About foreach loops
Timon Gehr
timon.gehr at gmx.ch
Wed Jun 15 12:05:25 PDT 2011
Steven Schveighoffer wrote:
> I've seen several cases where the syntactic sugar does not work.
>
> two things:
>
> if the compiler detects you never change i, then it can eliminate the
> temporary variable.
It could. Does DMD do that? Let's see:
import std.stdio;
void main(){
foreach(_i;0..100){
writeln(i);
}
}
void main(){
foreach(_i;0..100){
const i=_i;
writeln(i);
}
}
dmd test
1 mov -0x8(%rbp),%edi
2 mov -0x8(%rbp),%ecx
2 mov %rcx,%rdi
dmd test -O
Identical. Nice. Now for something more complex:
import std.stdio;
struct S{
int i;
this(this){writeln("postblit");}
void opUnary(string op:"++")(){++i;}
}
void main(){
foreach(_i;S(0)..S(2)){
//auto i=_i;
alias _i i;
}
}
dmd test -O
With the alias i:
With the auto i:
postblit
postblit
=> Not optimized away, even though it could remove the whole loop.
> We should favor the case which is most useful, not the one which is
> simplest to implement. If you want surprising behavior, use a for loop.

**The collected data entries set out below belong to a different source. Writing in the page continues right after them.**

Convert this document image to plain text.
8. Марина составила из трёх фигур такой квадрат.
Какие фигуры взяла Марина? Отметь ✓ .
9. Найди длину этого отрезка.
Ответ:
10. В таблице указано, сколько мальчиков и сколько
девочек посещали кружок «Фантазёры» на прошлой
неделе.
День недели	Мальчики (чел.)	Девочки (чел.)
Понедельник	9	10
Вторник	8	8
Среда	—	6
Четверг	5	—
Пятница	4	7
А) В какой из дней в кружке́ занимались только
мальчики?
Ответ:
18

Also if I want guaranteed efficient looping. :o)
>
> When I see foreach(i; xxx), I think i should take on every value contained
> in xxx, whether that be a range, array, or something else. Being able to
> change the elements iterated during the loop is surprising to say the
> least.
>
> Also, think about this:
>
> foreach(i; 0..10)
> {
> i -= 2;
> }
>
> This is a loop that counts *down* to int.min from -1. The idea that this
> should be *expected* behavior is just ludicrous to me.
>
> -Steve
Absolutely. Regarding consistency, it is pretty clear that it should be changed.